RIGHTS: Native Canadians to Get 1.7 Billion for School Abuse
OTTAWA, Nov 23 2005 (IPS) — The Canadian government announced Wednesday an “agreement in principle” to pay 1.7 billion dollars to tens of thousands of Canada’s indigenous peoples who were physically and sexually abused in government-financed, largely church-run “residential schools”.
The residential schools were the government’s idea at the time as the best way to “assimilate” native Canadians into the largely European lifestyle and culture of modern Canada. But the scheme turned out to be a disaster, with many credible reports of native children – Indians and Inuit – being sexually and physically abused by teachers and staff.
Children were even punished with severe beatings when caught speaking in their native languages, even when it was in conversation with their own siblings. Hundreds of stories have emerged of native families being tricked into giving up their children and even cases of children being forcibly kidnapped by government or church agents.
The settlement was announced at a hastily arranged press conference led by Deputy Prime Minister Anne McLellan and Phil Fontaine, the national chief of the Assembly of First Nations, which represents communities on government-recognised reserves from which the children were taken to be assimilated.
It was a particularly emotional moment for Fontaine, 60, who has revealed that he was a victim of both sexual and physical abuse at a residential school.
Fontaine told reporters: “While no amount of money will ever heal the emotional scars, this settlement package will contribute to the journey on the path to healing – not only for residential school survivors but for their children and grandchildren. It’s a wonderful day.”
He said the settlement was the “largest and most comprehensive” of its kind in Canadian history.
Nevertheless, the agreement is still subject to approval by federal courts, which are currently studying hundreds of individual and some class-action cases against the federal government and the churches involved in running the now-discredited residential schools.
Wednesday’s package, if confirmed by the courts, will provide payments to some 86,000 former students of the schools.
McLellan said that each former residential school student will be entitled to 8,500 dollars plus 2,560 dollars for each year spent in the residential school system. Individuals will receive up to 25,000 dollars each, depending on how long they were in the system.
Payments to older victims of the abuse will be streamlined with an immediate downpayment of 6,800 dollars to each ex-student 65 years or older. Fontaine said this was an important element of the package because the average age of the victims was now 60.
The agreement also calls for further action on what McLellan called “a truth and reconciliation” process.

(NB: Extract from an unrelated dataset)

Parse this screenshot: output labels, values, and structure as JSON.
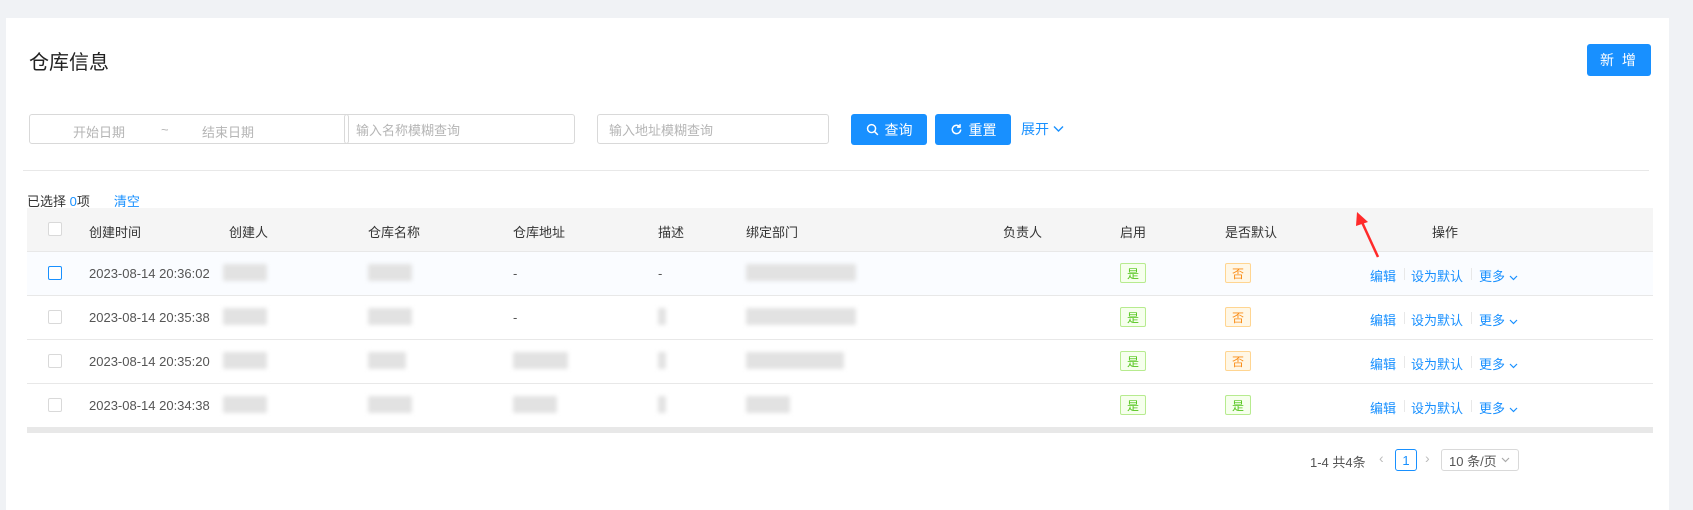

“Bringing closure to this chapter of our history lies at the very heart of reconciliation,” she said. “I am pleased to announce that we have made good on our shared resolve to deliver what I firmly believe will be a fair and lasting resolution of the Indian school legacy.”
But the agreement does not include one demand made by the native groups – that the federal government actually apologise for the abuse.
Asked why not, McLellan said it was still on the table.
She hinted it might come as soon as this week when Prime Minister Paul Martin and the premiers of Canada’s 10 provinces and three northern territories meet in Kelowna, British Columbia, with native leaders – including Fontaine.
“Quite clearly,” said McLellan, “the national chief (Fontaine) and the prime minister may wish to discuss other issues in relation to certain aspects of the residential school experience.”
Fontaine said the package covers “decades in time, innumerable events and countless injuries to First Nations individuals and communities”.
Among others at the joint press conference was federal Justice Minister Irwin Cotler, a noted former civil rights lawyer and advocate before he entered politics. Cotler said the decision to house young Canadians in residential schools was “the single most harmful, disgraceful and racist act in our history”.
The schools were launched under British authority, before Canada became an independent nation in 1867, but Ottawa continued to finance the schools until as recently as the 1970s. They are now all closed.
The 106-million-dollar “truth and reconciliation” process will provide funding for five years for the Aboriginal Healing foundation and “truth and reconciliation” gatherings.
But victims accepting compensation will waive their rights to sue either the federal government or the churches that ran the schools.
The money announced at Wednesday’s press conference will be additional to a further series of grants expected to be announced at this week’s meeting in Kelowna between Canadian and native leaders.
According to unconfirmed reports in Ottawa, federal and provincial leaders are expected to agree to a 10-year programme, costing more than 3.4 billion dollars, to improve health, education and sanitation on Indian reserves and some “improvement programmes” for natives who have moved away from recognised reserves or lost their right to live on those reserves.